"Why aren't you dressed?" I scold the kids as one lolls in bed and the other reads a book. "We're running late. Let's get going!"
Then I remind myself that one of the reasons we're running late is because I hit the snooze alarm once too often. Well, yeah, I tell myself, but at least I get myself ready quickly.
"Why can't you put away your things?" I moan, seeing the pajamas on the floor, the books slipping off their shelves and the toy accessories lying under the desk.
Then I walk into the living room, where unread newspapers cover one end table and a pair of my earrings lie on the other. Oops, I think. I'll put those away right after lunch.
"You can't find your new Lego figure?" I sigh. "I've told you so many times to put them in the box when you're not playing with them. Keep things in their place and they won't get lost."
Then I sit down at my computer desk, where papers spill out of every cubbyhole and I can't find the schedule I printed out the other day. I'll find it eventually, I tell myself. It's got to be here somewhere.
"No, you can't skip your homework today and make up for it tomorrow," I snap after watching them dawdle and play for half an hour without opening a notebook. "It's important to keep good study habits. Just get the job done now and you won't have to worry about it."

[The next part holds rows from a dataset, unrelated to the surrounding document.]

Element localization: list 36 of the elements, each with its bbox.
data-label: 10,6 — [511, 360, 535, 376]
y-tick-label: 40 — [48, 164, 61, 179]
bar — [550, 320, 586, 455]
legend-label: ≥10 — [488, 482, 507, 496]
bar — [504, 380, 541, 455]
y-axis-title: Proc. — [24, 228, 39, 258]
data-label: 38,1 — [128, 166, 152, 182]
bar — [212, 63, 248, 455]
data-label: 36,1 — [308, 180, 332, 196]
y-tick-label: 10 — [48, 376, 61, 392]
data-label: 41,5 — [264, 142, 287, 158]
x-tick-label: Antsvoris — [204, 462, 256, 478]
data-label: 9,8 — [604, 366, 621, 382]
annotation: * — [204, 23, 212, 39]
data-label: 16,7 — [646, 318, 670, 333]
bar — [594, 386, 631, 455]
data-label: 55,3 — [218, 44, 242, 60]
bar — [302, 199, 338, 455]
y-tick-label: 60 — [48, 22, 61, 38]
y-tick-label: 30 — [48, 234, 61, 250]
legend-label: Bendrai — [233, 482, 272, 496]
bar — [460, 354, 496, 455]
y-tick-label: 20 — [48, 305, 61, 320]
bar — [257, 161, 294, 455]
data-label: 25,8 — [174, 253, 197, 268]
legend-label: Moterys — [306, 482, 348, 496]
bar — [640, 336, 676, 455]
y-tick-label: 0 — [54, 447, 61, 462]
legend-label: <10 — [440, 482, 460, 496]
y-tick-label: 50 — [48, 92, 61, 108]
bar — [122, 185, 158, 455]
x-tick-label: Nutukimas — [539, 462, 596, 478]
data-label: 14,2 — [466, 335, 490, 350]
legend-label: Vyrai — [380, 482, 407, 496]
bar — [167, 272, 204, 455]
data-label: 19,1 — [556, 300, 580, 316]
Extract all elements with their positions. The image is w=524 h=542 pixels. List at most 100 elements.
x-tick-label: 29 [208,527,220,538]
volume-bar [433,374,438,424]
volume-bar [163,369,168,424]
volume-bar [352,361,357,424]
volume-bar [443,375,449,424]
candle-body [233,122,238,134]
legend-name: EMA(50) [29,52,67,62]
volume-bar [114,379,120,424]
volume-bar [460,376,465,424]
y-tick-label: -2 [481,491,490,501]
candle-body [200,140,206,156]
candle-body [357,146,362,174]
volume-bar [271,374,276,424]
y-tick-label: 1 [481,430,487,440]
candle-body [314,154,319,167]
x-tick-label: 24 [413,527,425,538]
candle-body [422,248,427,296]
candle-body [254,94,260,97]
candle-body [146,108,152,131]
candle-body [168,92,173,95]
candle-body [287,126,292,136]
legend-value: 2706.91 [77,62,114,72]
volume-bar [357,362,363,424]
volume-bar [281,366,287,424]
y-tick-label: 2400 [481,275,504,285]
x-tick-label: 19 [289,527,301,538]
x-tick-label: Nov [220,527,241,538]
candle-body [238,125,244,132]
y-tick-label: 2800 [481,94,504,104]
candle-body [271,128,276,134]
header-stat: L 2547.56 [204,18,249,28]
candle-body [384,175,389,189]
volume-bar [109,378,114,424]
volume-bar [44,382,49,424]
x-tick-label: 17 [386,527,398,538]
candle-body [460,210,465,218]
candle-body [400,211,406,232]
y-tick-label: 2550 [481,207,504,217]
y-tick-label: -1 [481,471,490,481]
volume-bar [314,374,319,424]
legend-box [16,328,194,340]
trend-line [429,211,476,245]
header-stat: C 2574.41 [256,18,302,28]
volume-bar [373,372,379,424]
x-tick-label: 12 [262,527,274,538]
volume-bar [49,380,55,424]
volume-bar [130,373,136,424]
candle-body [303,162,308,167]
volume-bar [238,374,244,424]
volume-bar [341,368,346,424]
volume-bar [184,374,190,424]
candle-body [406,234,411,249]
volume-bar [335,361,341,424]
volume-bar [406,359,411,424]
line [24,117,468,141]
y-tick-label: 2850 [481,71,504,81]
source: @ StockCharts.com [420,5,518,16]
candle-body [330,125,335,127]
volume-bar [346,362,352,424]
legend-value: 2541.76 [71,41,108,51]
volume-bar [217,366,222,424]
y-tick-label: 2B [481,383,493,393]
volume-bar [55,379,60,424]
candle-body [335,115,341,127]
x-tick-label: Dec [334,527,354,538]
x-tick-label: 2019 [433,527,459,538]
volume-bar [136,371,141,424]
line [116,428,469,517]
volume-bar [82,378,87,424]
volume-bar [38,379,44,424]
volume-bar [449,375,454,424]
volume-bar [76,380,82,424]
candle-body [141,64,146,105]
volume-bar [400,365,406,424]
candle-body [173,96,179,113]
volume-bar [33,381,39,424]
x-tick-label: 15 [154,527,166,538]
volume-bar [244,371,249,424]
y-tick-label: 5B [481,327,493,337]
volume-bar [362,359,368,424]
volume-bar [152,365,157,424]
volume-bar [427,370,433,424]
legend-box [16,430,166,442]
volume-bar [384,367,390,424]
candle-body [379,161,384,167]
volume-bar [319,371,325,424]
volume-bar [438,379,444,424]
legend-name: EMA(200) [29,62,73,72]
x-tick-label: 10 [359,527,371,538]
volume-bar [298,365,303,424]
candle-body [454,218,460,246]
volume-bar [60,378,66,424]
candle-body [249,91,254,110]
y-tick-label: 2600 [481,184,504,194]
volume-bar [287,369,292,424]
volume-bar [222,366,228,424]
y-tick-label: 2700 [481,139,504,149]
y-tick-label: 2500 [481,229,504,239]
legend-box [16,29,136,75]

Then I look at the mail basket with its pile of unopened letters and bills. I'll get to them later, I promise myself - after I do other important things first.
Several times during Yom Kippur, the Jewish Day of Atonement, the congregation confesses as one a list of sins ranging from slander and false dealings to haughtiness and impudence. For all these things, we pray, forgive us, pardon us, grant us atonement. In the Reform liturgy, the list also includes this doozy: "For condemning in our children the faults we excuse in ourselves."
Guilty as charged.
(And whaddya wanna bet my two little pitchers secretly think the same thing?)
I think it's time to set up a Momsperiment in which I clean up my own act and see whether setting a better example makes the kids more willing to follow it. Anyone have any anecdotes to share along those lines?